An example is Visual C++ giving a compile-time error if a program contains a constant division by zero. While division by zero is undefined under the C++ standard, meaning that the compiler and program can technically do anything in a situation like this, GCC and Clang do not consider this a compile-time error and will produce a warning instead. (Indeed, this question was inspired by a Stack Overflow question on whether it's better to return an error instead of a warning when a C++ compiler encounters a constant division by zero.)
Other examples include C# prohibiting statements that do not do anything ("Only assignment, call, increment, decrement, and new object expressions can be used as a statement") and Java treating many types of unreachable code as compile-time errors ("It is a compile-time error if a statement cannot be executed because it is unreachable.").
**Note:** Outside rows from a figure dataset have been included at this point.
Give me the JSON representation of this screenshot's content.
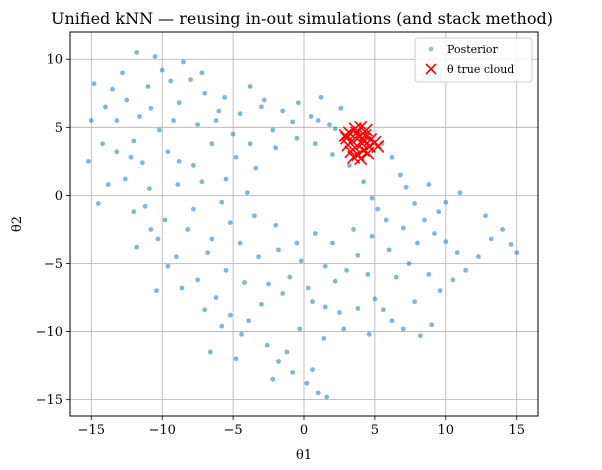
{
  "chart_data": {
    "type": "scatter",
    "title": "Unified kNN — reusing in-out simulations (and stack method)",
    "xlabel": "θ1",
    "ylabel": "θ2",
    "xlim": [
      -16.5,
      16.5
    ],
    "ylim": [
      -16.2,
      12.0
    ],
    "xticks": [
      -15,
      -10,
      -5,
      0,
      5,
      10,
      15
    ],
    "yticks": [
      -15,
      -10,
      -5,
      0,
      5,
      10
    ],
    "grid": true,
    "legend": {
      "position": "top-right",
      "entries": [
        {
          "label": "Posterior",
          "marker": "dot",
          "color": "#1f77b4"
        },
        {
          "label": "θ true cloud",
          "marker": "x",
          "color": "#ff0000"
        }
      ]
    },
    "series": [
      {
        "name": "Posterior",
        "marker": "dot",
        "color": "#1f77b4",
        "points": [
          [
            -11.8,
            10.5
          ],
          [
            -10.5,
            10.2
          ],
          [
            -8.5,
            9.8
          ],
          [
            -7.2,
            9.0
          ],
          [
            -9.4,
            8.4
          ],
          [
            -11.0,
            8.0
          ],
          [
            -13.5,
            7.8
          ],
          [
            -12.5,
            7.0
          ],
          [
            -10.8,
            6.4
          ],
          [
            -8.8,
            6.8
          ],
          [
            -7.5,
            5.2
          ],
          [
            -6.0,
            6.2
          ],
          [
            -14.0,
            6.5
          ],
          [
            -13.2,
            5.5
          ],
          [
            -12.0,
            4.0
          ],
          [
            -10.2,
            4.8
          ],
          [
            -15.0,
            5.5
          ],
          [
            -14.2,
            3.8
          ],
          [
            -11.4,
            2.4
          ],
          [
            -9.6,
            3.2
          ],
          [
            -7.8,
            2.2
          ],
          [
            -12.6,
            1.2
          ],
          [
            -10.9,
            0.5
          ],
          [
            -8.9,
            0.8
          ],
          [
            -7.2,
            1.0
          ],
          [
            -11.2,
            -0.8
          ],
          [
            -9.8,
            -1.8
          ],
          [
            -8.2,
            -2.5
          ],
          [
            -10.3,
            -3.2
          ],
          [
            -9.0,
            -4.5
          ],
          [
            -6.8,
            -4.2
          ],
          [
            -5.5,
            -5.5
          ],
          [
            -7.5,
            -6.2
          ],
          [
            -6.2,
            -7.5
          ],
          [
            -5.2,
            -8.8
          ],
          [
            -3.9,
            -9.2
          ],
          [
            -5.8,
            -9.6
          ],
          [
            -4.4,
            -10.2
          ],
          [
            -2.6,
            -11.0
          ],
          [
            -1.8,
            -12.2
          ],
          [
            -0.8,
            -13.0
          ],
          [
            0.2,
            -13.8
          ],
          [
            1.0,
            -14.5
          ],
          [
            1.6,
            -14.8
          ],
          [
            -1.2,
            -11.5
          ],
          [
            -3.0,
            -8.0
          ],
          [
            -1.5,
            -7.2
          ],
          [
            0.3,
            -6.8
          ],
          [
            1.5,
            -8.2
          ],
          [
            2.5,
            -8.6
          ],
          [
            3.8,
            -8.3
          ],
          [
            5.0,
            -7.6
          ],
          [
            6.2,
            -9.2
          ],
          [
            7.0,
            -9.8
          ],
          [
            8.2,
            -10.3
          ],
          [
            9.0,
            -9.5
          ],
          [
            7.8,
            -7.8
          ],
          [
            9.6,
            -7.0
          ],
          [
            10.5,
            -6.2
          ],
          [
            8.8,
            -5.8
          ],
          [
            6.5,
            -6.0
          ],
          [
            4.5,
            -5.8
          ],
          [
            3.0,
            -5.5
          ],
          [
            1.5,
            -5.2
          ],
          [
            -0.2,
            -4.8
          ],
          [
            -1.8,
            -4.0
          ],
          [
            -3.2,
            -4.5
          ],
          [
            -4.5,
            -3.5
          ],
          [
            -5.2,
            -2.0
          ],
          [
            -5.8,
            -0.5
          ],
          [
            -5.5,
            1.2
          ],
          [
            -4.8,
            2.8
          ],
          [
            -3.8,
            3.8
          ],
          [
            -2.2,
            4.8
          ],
          [
            -0.8,
            5.4
          ],
          [
            0.5,
            5.8
          ],
          [
            1.8,
            5.2
          ],
          [
            2.2,
            4.9
          ],
          [
            1.0,
            5.5
          ],
          [
            -1.5,
            6.2
          ],
          [
            -3.0,
            6.5
          ],
          [
            -4.5,
            6.0
          ],
          [
            -6.2,
            5.5
          ],
          [
            -2.8,
            7.0
          ],
          [
            -0.4,
            6.8
          ],
          [
            1.2,
            7.2
          ],
          [
            2.6,
            6.4
          ],
          [
            5.5,
            3.8
          ],
          [
            6.2,
            2.8
          ],
          [
            6.8,
            1.5
          ],
          [
            7.2,
            0.6
          ],
          [
            7.8,
            -0.6
          ],
          [
            8.5,
            -1.8
          ],
          [
            9.2,
            -2.8
          ],
          [
            10.0,
            -3.4
          ],
          [
            10.8,
            -4.2
          ],
          [
            11.4,
            -5.5
          ],
          [
            12.3,
            -4.5
          ],
          [
            13.2,
            -3.2
          ],
          [
            14.0,
            -2.5
          ],
          [
            14.6,
            -3.6
          ],
          [
            15.0,
            -4.2
          ],
          [
            12.8,
            -1.5
          ],
          [
            11.0,
            0.2
          ],
          [
            10.0,
            -0.5
          ],
          [
            8.8,
            0.8
          ],
          [
            9.5,
            -1.2
          ],
          [
            7.0,
            -2.4
          ],
          [
            5.8,
            -1.8
          ],
          [
            4.8,
            -3.0
          ],
          [
            3.5,
            -2.5
          ],
          [
            2.0,
            -3.5
          ],
          [
            0.8,
            -2.8
          ],
          [
            -0.5,
            -3.5
          ],
          [
            -2.0,
            -2.2
          ],
          [
            -3.5,
            -1.5
          ],
          [
            -4.0,
            0.2
          ],
          [
            -3.4,
            2.0
          ],
          [
            -2.0,
            3.5
          ],
          [
            -0.5,
            4.2
          ],
          [
            0.8,
            3.8
          ],
          [
            2.0,
            3.0
          ],
          [
            3.2,
            2.2
          ],
          [
            4.2,
            1.0
          ],
          [
            4.8,
            -0.2
          ],
          [
            5.2,
            -1.0
          ],
          [
            3.8,
            -4.4
          ],
          [
            2.2,
            -6.3
          ],
          [
            0.6,
            -7.8
          ],
          [
            -1.0,
            -6.0
          ],
          [
            -2.5,
            -6.5
          ],
          [
            -4.2,
            -6.4
          ],
          [
            -6.5,
            -3.2
          ],
          [
            -7.8,
            -1.0
          ],
          [
            -8.8,
            2.5
          ],
          [
            -6.5,
            3.8
          ],
          [
            -5.0,
            4.5
          ],
          [
            -13.8,
            0.8
          ],
          [
            -12.2,
            2.8
          ],
          [
            -9.2,
            5.5
          ],
          [
            -7.0,
            7.5
          ],
          [
            -11.6,
            5.8
          ],
          [
            -8.0,
            8.5
          ],
          [
            -5.6,
            7.2
          ],
          [
            -3.8,
            8.0
          ],
          [
            -10.0,
            9.2
          ],
          [
            -12.8,
            9.0
          ],
          [
            -14.8,
            8.2
          ],
          [
            -6.6,
            -11.5
          ],
          [
            -4.8,
            -12.0
          ],
          [
            -2.2,
            -13.5
          ],
          [
            0.6,
            -12.8
          ],
          [
            -0.3,
            -9.8
          ],
          [
            1.4,
            -10.5
          ],
          [
            2.8,
            -9.8
          ],
          [
            4.6,
            -10.2
          ],
          [
            5.6,
            -8.4
          ],
          [
            7.4,
            -5.0
          ],
          [
            8.0,
            -3.5
          ],
          [
            6.0,
            -4.0
          ],
          [
            -8.6,
            -6.8
          ],
          [
            -7.0,
            -8.4
          ],
          [
            -9.6,
            -5.2
          ],
          [
            -10.8,
            -2.5
          ],
          [
            -12.0,
            -1.2
          ],
          [
            -13.2,
            3.2
          ],
          [
            -15.2,
            2.5
          ],
          [
            -14.5,
            -0.6
          ],
          [
            -11.8,
            -3.8
          ],
          [
            -10.4,
            -7.0
          ]
        ]
      },
      {
        "name": "θ true cloud",
        "marker": "x",
        "color": "#ff0000",
        "points": [
          [
            3.2,
            4.6
          ],
          [
            3.6,
            4.9
          ],
          [
            4.0,
            5.0
          ],
          [
            4.4,
            4.8
          ],
          [
            3.0,
            4.2
          ],
          [
            3.4,
            4.0
          ],
          [
            3.9,
            4.3
          ],
          [
            4.3,
            4.4
          ],
          [
            4.7,
            4.1
          ],
          [
            3.1,
            3.7
          ],
          [
            3.6,
            3.5
          ],
          [
            4.1,
            3.8
          ],
          [
            4.6,
            3.6
          ],
          [
            5.0,
            3.9
          ],
          [
            3.3,
            3.2
          ],
          [
            3.8,
            3.0
          ],
          [
            4.2,
            3.3
          ],
          [
            4.5,
            3.1
          ],
          [
            3.5,
            2.8
          ],
          [
            4.0,
            2.7
          ],
          [
            5.2,
            3.6
          ],
          [
            2.9,
            4.4
          ],
          [
            3.7,
            4.6
          ],
          [
            4.2,
            4.1
          ]
        ]
      }
    ]
  }
}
In all of these cases, the code is otherwise syntactically valid and can technically be compiled, but the compiler refuses to do so.
Is it better to completely reject these sorts of logical mistakes in code at compile time, or to compile the program anyway and output warnings instead? In other words, should the compiler shield the programmer from obvious mistakes by refusing to compile code that is almost certainly logically wrong, or should it just compile any syntactically-valid code as a matter of principle, warning the programmer if it runs into suspicious code?